When you buy a piece of residential real estate, you don’t just pay the asking price: You also have to cover a lot of different closing costs. Some of these, like broker fees, may not be negotiable. Others of them may be expenses that you can avoid.
Some people will go without a survey or an inspection to save money. Often, mortgage lenders will not let buyers sidestep those expenses. Those looking closely at the financial details prior to closing may realize that they have to pay for title insurance not only for themselves but also their mortgage lender.
Although you can’t refuse to buy a lender’s policy, you can refuse a buyer’s policy. What’s at risk if you make that decision?
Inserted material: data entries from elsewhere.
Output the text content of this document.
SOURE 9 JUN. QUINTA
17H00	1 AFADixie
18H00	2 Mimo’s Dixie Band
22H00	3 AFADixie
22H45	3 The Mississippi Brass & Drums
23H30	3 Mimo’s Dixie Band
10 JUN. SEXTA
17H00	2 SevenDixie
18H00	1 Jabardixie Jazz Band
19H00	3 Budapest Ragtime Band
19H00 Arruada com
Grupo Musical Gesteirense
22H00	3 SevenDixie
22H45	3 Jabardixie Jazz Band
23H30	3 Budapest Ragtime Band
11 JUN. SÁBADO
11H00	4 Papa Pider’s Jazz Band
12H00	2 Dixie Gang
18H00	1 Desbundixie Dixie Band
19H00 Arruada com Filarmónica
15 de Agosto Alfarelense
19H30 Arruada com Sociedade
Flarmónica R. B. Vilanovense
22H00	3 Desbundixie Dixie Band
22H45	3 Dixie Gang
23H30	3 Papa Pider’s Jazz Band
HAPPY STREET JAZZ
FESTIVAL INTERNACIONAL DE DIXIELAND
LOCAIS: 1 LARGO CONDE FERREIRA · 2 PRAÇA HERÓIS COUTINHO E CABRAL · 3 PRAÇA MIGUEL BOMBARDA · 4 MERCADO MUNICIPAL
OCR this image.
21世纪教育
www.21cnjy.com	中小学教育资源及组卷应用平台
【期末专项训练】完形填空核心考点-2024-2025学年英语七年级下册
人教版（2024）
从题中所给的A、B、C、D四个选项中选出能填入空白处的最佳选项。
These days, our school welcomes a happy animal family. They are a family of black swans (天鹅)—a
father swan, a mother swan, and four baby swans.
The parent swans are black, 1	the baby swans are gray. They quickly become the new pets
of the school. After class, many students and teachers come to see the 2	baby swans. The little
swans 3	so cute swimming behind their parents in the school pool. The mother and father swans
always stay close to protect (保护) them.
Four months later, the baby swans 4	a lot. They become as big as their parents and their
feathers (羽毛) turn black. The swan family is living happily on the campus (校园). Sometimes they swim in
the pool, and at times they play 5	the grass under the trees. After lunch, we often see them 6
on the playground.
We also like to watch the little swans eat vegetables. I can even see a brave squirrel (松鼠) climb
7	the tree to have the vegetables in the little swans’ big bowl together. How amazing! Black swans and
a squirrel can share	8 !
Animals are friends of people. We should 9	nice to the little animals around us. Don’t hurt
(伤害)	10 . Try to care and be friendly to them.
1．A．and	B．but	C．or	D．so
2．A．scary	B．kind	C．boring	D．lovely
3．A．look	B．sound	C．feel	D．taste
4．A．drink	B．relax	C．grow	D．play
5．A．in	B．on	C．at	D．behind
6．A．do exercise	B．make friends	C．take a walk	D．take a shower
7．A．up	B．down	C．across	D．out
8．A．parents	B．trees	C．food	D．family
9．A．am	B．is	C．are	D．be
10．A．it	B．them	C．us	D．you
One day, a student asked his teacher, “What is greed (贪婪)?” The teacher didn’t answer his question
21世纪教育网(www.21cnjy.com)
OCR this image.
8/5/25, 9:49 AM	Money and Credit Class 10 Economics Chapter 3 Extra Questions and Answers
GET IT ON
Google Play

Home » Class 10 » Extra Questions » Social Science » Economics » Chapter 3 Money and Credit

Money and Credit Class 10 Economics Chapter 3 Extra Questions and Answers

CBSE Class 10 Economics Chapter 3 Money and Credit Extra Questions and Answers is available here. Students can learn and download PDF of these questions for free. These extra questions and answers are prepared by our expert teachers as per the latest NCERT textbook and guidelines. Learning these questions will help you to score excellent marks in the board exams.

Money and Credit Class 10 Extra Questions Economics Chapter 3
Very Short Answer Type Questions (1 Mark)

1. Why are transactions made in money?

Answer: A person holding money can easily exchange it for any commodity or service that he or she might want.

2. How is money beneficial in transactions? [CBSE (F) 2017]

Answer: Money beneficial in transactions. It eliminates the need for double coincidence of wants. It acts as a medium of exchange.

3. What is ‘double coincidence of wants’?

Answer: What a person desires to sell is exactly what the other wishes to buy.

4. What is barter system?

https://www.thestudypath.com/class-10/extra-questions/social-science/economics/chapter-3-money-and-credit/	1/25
Title insurance protects your ownership rights
To obtain a title insurance policy, you will have to have a company perform an exhaustive title search looking at the ownership history of the property and any liens that require payment as part of the transaction. Your title insurance policy will protect you if someone else eventually shows up claiming to be an owner or to have the right to some other hold on the property’s title.
Title insurance will first pay for an attorney to represent you in a title dispute in court. If the title claimant is successful and you lose possession of the property, title insurance will reimburse you for the investments you’ve made in the property.
If you don’t have a title policy and someone brings a claim against your home, you could lose out on the down payment you made, all of the accrued equity from payments since your closing and the value of improvements you’ve made to the property. Learning more about the details of a residential real estate transaction can help you make informed choices prior to your closing.